An official at the Nanjing city government referred questions to the information office, where calls were unanswered, as were calls to the Nanjing city first aid center.

India: Suicide attacks feared in Kashmir elections

Kashmir’s police chief warned Saturday of possible suicide attacks by rebels in state elections next week and Indian authorities played a tape of alleged Pakistan-based militants threatening violence.

Islamic militants fighting Indian rule in the divided Himalayan province are determined to scare voters and candidates from taking part in the legislative elections, which start on Monday. India hopes the vote will help weaken separatist forces in the region.

“I can’t ensure a 100 percent violence-free election. Incidents will happen,” A.K. Suri, the state director-general of police, told a news conference in Srinagar, the summer capital of Jammu-Kashmir.

“A large number are fidayeen (suicide attackers) willing to die. It is possible they might make such efforts,” he said, without providing details of what form the suicide attacks would take.

Dominican Republic: Blackouts spur violent protests

Demonstrators threw homemade firebombs at police who retaliated with tear gas Saturday during a fourth day of violent protests over electricity blackouts.

The protesters also torched piles of garbage and tires, leaving heaps of smoldering rubble lining the streets in Capotillo, one of Santo Domingo’s poorest neighborhoods.

“We have to continue protesting until we topple the government,” said 20-year-old resident Jose Valdez.

Four days of protests in this Caribbean nation have left two people dead and more than 50 others injured, police said. Private power companies say they lack the funds to run enough power generators to meet demand, prompting the power cuts. The electricity outages, which affect water pumps, have also led to water cuts.

Rome: Thousands rally against prime minister

About 200,000 people rallied in one of Rome’s biggest squares Saturday to blast Prime Minister Silvio Berlusconi for what the protesters view as his rewriting of Italian laws to save himself from criminal punishment on corruption charges.

Demonstrators also charged that Berlusconi, the country’s richest man, had used his dominance of Italian television to mislead the public and escape political damage from his legal machinations.

The billionaire politician is on trial in the northern Italian city of Milan for allegedly bribing judges in the 1980s.
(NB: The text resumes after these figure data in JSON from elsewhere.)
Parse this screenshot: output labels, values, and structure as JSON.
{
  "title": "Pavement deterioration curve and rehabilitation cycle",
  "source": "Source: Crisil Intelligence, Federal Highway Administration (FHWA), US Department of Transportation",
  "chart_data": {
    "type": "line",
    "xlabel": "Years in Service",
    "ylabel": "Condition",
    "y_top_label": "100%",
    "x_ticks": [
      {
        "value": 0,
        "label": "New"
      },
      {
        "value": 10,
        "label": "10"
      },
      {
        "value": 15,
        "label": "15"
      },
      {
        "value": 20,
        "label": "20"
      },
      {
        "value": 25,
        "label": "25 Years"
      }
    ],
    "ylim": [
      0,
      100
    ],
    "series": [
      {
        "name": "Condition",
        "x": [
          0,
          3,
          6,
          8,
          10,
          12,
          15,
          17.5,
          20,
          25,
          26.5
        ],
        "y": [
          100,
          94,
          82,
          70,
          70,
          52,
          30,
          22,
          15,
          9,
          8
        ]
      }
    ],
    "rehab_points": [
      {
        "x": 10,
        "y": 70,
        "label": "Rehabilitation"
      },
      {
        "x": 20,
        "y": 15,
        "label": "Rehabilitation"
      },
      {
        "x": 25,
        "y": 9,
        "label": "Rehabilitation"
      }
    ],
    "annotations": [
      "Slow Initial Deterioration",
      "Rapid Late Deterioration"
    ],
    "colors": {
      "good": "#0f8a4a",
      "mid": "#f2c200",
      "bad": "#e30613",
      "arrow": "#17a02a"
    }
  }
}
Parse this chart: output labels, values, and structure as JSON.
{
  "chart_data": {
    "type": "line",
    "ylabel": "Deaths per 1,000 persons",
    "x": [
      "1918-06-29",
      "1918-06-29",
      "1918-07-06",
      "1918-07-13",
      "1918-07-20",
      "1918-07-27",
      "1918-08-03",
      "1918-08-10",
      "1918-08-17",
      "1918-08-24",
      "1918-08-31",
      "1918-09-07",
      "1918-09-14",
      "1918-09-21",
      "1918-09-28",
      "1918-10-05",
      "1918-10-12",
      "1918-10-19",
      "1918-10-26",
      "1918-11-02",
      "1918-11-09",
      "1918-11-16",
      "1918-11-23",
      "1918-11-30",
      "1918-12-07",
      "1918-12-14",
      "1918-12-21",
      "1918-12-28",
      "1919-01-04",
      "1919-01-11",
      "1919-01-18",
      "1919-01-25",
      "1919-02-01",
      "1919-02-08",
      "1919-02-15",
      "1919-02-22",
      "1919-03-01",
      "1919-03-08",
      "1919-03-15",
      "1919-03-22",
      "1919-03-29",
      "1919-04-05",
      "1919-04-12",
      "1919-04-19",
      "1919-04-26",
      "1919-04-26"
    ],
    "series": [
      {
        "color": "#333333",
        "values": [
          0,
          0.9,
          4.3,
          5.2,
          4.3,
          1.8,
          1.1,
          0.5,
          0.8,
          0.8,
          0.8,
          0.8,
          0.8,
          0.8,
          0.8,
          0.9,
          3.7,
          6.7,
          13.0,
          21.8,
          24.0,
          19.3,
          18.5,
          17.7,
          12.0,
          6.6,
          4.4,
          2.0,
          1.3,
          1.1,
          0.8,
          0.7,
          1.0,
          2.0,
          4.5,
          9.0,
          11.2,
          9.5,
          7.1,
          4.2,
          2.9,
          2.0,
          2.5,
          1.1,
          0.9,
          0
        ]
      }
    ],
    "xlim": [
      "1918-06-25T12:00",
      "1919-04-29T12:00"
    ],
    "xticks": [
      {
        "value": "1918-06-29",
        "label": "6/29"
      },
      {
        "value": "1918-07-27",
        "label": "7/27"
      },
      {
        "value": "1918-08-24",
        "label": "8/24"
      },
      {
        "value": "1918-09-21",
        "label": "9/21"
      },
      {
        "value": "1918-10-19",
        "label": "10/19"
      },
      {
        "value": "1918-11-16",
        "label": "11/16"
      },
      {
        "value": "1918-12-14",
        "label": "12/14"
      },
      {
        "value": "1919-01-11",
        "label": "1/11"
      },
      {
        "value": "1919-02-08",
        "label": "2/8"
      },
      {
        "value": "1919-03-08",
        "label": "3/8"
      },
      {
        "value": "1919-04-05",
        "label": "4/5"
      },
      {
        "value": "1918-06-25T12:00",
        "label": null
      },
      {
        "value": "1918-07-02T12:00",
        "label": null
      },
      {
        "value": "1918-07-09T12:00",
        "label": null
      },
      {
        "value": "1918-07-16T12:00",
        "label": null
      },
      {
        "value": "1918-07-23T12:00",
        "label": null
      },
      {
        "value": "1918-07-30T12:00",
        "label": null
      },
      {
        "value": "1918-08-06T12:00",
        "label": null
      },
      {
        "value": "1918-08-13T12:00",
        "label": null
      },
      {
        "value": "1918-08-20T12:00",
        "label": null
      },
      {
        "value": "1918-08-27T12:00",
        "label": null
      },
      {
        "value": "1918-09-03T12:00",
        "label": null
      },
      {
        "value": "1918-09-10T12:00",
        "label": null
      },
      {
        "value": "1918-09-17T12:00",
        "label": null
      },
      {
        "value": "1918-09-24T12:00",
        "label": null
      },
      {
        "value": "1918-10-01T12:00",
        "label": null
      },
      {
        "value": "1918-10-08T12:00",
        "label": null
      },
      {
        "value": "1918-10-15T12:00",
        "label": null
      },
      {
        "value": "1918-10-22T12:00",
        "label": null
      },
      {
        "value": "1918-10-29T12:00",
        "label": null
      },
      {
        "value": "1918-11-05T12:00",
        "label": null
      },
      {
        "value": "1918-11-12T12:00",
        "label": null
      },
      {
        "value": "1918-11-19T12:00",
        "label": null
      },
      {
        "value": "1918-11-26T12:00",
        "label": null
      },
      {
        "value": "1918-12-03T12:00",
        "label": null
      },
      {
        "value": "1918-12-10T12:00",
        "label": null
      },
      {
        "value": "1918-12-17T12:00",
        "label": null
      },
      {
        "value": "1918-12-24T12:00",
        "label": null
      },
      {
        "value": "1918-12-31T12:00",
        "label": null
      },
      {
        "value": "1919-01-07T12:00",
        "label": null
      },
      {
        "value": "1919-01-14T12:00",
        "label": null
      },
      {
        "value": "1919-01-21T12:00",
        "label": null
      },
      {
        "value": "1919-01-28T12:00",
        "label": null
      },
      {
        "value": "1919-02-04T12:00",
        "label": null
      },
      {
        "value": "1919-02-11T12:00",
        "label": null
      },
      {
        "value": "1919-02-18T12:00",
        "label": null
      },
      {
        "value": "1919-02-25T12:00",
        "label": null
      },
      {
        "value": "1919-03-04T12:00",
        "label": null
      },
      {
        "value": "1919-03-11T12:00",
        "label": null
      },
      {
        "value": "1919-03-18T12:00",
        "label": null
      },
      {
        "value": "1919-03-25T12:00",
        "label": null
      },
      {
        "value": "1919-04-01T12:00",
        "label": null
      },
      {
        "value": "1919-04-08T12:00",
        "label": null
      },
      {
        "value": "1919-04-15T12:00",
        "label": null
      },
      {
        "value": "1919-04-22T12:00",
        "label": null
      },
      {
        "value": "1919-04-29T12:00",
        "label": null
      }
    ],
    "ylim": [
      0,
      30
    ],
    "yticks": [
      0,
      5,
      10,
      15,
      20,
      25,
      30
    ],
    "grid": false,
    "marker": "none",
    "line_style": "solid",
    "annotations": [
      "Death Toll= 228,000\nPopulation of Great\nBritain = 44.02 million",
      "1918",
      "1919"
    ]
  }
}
He owns almost all major nationwide private television in Italy and, as head of government, can influence the state-owned networks.

Colombia: Soldiers free teen from guerrilla captors

Colombian soldiers freed a 14-year-old boy from his leftist rebel captors Saturday after a gunbattle that left two rebels dead.

Members of the National Liberation Army kidnapped Kevin Rojas and five other children from a school bus on Thursday. The rebels let the others go, but kept Rojas.

Responding to tip-offs from local residents, soldiers attacked the rebel unit holding Rojas Saturday in San Calixto, 254 miles northeast of Bogota, said Gen. Martin Carreno, commander of the army’s 2nd Division. Two rebels were killed and two others captured, he said.

During the first seven months of this year, 228 children were kidnapped in Colombia, according to the Free Colombia Foundation.

Lithuania: More remains unearthed from Napoleon’s army

The skeletal remains of 100 more soldiers from Napoleon’s ill-fated army that invaded Russia in 1812 have been uncovered at a site in Lithuania, archaeologists said.

The latest bodies were found about 100 yards from the mass grave accidentally discovered a year ago by road construction crews at a new housing development in central Vilnius, the capital of this former Soviet Baltic republic.

Arunas Barkus, a Lithuanian archaeologist, said bones and skulls were poking through the sand.

Shards of French soldiers’ uniforms and buttons also were found at the site.

At least 3,000 other skeletons could be in the new grave about the size of a large swimming pool which was found as scientists resumed searching the area last week.